The Master Executioner BOOK review [Loren D. Estleman]



Book Reviews
The Master Executioner BOOK review [Loren D. Estleman]
By
Sep 16, 2002, 02:37

THE MASTER EXECUTIONER by Loren D. Estleman; Forge, 2001

Like Joe Lansdale and Bill Pronzini, Loren Estleman in some ways recalls an earlier era in publishing, in which writers worked in a variety of different genres, following the demands of the marketplace. A cursory look at his body of work reveals a restless intellect who refuses to be pigeonholed: from his long-running Amos Walker detective series and his historical Detroit novels to the recent run of quietly brilliant Westerns such as The Journey of the Dead and Billy Gashade, Estleman shows himself to be a virtual encyclopedia of popular culture.

The Master Executioner, his latest novel, is set in the Old West and chronicles the life of Oscar Stone, professional hangman non-pareil.
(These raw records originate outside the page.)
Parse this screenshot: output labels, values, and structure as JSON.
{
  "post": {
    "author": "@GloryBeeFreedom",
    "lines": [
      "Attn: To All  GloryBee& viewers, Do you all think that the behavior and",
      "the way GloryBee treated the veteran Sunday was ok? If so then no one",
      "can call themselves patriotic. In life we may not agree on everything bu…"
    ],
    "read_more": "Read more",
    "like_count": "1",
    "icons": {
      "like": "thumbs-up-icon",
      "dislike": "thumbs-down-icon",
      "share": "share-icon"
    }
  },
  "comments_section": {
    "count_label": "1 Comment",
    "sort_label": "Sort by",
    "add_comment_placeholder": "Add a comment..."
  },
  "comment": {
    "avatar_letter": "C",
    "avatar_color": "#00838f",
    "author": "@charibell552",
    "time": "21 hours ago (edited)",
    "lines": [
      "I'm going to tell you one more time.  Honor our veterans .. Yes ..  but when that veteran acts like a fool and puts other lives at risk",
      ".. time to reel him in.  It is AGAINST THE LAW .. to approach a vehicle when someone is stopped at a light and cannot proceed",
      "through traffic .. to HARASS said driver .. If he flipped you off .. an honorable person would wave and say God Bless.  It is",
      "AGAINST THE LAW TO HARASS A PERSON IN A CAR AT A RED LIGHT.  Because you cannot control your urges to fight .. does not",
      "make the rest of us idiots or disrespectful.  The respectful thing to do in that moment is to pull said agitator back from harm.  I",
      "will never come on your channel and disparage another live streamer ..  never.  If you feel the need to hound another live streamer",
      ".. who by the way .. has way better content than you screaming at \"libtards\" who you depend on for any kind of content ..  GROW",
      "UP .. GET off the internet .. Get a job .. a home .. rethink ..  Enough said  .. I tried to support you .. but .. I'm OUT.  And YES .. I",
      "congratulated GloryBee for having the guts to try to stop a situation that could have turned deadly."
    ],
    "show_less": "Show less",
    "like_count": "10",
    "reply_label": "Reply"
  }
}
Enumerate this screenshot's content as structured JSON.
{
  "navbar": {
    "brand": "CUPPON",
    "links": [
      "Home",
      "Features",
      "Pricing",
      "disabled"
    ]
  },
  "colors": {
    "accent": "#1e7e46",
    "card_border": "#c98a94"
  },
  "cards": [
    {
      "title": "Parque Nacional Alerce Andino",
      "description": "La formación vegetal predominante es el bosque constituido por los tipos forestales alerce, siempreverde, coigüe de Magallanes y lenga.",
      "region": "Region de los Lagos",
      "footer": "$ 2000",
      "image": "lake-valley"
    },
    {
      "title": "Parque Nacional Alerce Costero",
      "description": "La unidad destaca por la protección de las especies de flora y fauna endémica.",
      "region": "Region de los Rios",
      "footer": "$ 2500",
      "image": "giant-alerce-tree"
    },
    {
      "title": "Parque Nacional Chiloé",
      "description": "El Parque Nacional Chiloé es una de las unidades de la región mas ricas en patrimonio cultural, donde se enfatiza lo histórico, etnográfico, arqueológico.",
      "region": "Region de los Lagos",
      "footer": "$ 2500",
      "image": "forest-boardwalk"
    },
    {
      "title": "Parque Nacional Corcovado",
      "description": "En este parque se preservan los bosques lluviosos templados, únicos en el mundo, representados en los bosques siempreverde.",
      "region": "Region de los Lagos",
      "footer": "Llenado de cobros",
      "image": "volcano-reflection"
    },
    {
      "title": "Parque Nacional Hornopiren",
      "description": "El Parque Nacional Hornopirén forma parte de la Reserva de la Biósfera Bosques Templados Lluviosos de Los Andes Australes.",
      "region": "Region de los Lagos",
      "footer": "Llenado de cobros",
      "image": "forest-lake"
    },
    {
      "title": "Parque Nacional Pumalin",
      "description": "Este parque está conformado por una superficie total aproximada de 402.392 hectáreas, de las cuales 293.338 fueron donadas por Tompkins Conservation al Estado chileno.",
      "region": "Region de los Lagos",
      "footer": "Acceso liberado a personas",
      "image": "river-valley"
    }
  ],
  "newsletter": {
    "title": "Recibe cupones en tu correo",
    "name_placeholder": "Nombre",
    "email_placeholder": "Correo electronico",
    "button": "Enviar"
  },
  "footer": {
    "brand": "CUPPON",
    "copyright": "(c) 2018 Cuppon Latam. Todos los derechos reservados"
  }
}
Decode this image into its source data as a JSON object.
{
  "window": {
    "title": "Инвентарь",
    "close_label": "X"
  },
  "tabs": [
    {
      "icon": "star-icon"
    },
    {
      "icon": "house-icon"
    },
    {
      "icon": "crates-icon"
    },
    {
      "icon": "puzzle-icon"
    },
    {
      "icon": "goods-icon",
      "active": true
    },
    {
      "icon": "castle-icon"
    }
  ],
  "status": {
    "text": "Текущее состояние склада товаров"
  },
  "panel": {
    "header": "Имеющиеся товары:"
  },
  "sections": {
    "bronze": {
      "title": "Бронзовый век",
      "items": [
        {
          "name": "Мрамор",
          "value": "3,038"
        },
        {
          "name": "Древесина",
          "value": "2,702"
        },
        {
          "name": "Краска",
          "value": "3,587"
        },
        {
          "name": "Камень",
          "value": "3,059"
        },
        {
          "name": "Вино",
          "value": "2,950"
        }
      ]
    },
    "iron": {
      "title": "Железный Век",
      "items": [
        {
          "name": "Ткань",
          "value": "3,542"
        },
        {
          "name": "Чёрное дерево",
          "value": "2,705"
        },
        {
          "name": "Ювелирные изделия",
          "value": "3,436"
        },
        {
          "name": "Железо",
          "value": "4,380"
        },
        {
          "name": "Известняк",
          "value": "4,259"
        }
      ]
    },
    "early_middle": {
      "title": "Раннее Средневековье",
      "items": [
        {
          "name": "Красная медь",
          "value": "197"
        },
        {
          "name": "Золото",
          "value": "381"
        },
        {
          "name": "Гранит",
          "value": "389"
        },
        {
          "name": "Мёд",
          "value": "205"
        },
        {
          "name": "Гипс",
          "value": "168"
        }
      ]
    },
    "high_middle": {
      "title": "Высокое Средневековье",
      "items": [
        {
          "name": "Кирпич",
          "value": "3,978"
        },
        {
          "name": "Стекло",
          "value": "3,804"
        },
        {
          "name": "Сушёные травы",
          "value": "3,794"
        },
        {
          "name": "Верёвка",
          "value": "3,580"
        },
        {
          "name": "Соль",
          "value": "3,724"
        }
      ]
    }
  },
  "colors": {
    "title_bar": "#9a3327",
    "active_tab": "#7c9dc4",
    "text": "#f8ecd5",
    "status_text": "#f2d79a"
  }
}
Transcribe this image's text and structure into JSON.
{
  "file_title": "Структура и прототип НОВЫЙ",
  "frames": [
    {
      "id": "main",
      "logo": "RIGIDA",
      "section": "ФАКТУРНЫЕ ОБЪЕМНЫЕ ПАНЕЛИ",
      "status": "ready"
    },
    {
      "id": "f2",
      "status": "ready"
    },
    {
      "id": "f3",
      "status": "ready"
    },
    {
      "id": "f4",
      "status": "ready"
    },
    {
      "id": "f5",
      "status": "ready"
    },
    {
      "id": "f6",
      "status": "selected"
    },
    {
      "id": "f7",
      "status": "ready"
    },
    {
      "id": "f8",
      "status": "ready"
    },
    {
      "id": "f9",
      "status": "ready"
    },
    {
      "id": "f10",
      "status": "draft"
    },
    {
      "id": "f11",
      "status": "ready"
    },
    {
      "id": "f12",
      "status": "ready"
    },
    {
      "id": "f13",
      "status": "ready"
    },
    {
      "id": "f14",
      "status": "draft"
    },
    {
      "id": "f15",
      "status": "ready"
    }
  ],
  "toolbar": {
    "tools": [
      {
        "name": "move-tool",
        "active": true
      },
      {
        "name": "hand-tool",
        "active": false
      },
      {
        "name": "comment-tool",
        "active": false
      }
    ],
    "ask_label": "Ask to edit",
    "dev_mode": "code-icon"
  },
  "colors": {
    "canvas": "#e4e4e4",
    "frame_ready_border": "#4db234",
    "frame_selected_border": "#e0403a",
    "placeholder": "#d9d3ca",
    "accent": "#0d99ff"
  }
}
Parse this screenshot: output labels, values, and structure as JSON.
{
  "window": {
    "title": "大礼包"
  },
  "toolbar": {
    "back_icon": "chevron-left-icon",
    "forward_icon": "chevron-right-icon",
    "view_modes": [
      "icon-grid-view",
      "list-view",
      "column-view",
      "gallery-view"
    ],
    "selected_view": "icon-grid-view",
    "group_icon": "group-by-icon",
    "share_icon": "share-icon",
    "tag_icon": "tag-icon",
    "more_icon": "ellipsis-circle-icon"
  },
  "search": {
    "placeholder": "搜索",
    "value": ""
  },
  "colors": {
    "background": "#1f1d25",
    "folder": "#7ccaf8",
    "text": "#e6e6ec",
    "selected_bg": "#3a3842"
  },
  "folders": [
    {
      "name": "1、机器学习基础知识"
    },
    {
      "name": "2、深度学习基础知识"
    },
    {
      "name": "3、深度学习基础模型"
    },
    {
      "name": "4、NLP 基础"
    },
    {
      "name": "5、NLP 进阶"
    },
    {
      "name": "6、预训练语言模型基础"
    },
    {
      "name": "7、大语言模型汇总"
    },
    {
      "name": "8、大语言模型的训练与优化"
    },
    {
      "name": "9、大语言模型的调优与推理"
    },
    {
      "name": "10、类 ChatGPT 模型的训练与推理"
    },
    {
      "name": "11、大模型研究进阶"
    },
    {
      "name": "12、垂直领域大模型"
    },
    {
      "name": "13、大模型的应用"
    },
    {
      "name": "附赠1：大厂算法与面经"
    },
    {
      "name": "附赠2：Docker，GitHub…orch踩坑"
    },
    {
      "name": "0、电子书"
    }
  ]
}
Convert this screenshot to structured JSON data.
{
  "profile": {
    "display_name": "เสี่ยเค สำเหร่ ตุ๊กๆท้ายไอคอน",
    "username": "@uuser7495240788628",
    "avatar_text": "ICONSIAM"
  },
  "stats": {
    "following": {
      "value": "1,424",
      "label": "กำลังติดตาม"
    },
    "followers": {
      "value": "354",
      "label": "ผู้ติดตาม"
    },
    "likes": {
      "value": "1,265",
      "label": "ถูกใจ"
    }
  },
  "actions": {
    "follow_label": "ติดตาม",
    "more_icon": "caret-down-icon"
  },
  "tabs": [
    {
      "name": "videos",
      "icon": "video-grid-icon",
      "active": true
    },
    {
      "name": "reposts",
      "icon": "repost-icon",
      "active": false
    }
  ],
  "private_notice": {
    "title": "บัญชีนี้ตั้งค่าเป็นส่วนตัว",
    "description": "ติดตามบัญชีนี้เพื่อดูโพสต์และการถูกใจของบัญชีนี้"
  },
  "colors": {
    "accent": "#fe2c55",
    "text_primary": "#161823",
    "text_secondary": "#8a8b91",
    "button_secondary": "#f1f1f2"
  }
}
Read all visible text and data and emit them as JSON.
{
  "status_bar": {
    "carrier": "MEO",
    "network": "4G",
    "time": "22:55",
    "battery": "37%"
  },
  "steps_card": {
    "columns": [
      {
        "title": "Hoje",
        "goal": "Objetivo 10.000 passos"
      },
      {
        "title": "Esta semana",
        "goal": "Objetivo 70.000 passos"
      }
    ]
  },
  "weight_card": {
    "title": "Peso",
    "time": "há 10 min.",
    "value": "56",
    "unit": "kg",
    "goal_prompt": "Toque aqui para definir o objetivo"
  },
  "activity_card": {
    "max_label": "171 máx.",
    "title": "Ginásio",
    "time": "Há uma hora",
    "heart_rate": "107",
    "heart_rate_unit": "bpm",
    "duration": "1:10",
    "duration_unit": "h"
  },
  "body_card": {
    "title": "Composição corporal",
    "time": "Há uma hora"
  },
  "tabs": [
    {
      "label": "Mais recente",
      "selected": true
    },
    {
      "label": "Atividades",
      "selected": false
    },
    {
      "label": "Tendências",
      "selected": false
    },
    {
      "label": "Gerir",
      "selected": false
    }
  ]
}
Beginning his trade on the East Coast as an apprentice to a master carpenter, the young Stone heads west with his new bride to take advantage of the work possibilities presented by the burgeoning frontier cities. One of his first jobs is to design and construct a gallows. He soon befriends the hangman, an alcoholic eccentric named Rudd who's devoted his life to studying his craft and performing clean, humane executions. Rudd collects books about trap mechanisms and historical hangmen, and tells Stone about his dream of writing the definitive work on the subject.  

As Stone assists Rudd in the design of the gallows, he finds that he possesses a natural talent for it, and the older hangman, detecting in Stone a protege, encourages him to join this solitary profession. Stone's decision to become a hangman ultimately loses him his wife, who finds his work abhorrent, but for the next 25 years he establishes himself as the West's premier hangman. His early invention of a six-man gallows cements Stone's reputation for cold precision and efficiency. Like his mentor, Stone retreats into himself, becomes obsessed with the mechanics of his work, finds solace in the bottle.

In this fascinating character study, Estleman shows us the arch of a man's life. As the novel draws to its perfectly crafted conclusion, and as Stone slowly unravels psychologically, the aging hangman is forced to confront a terrible truth from his past. The Master Executioner is a complex, dignified work and is Estleman at the height of his powers.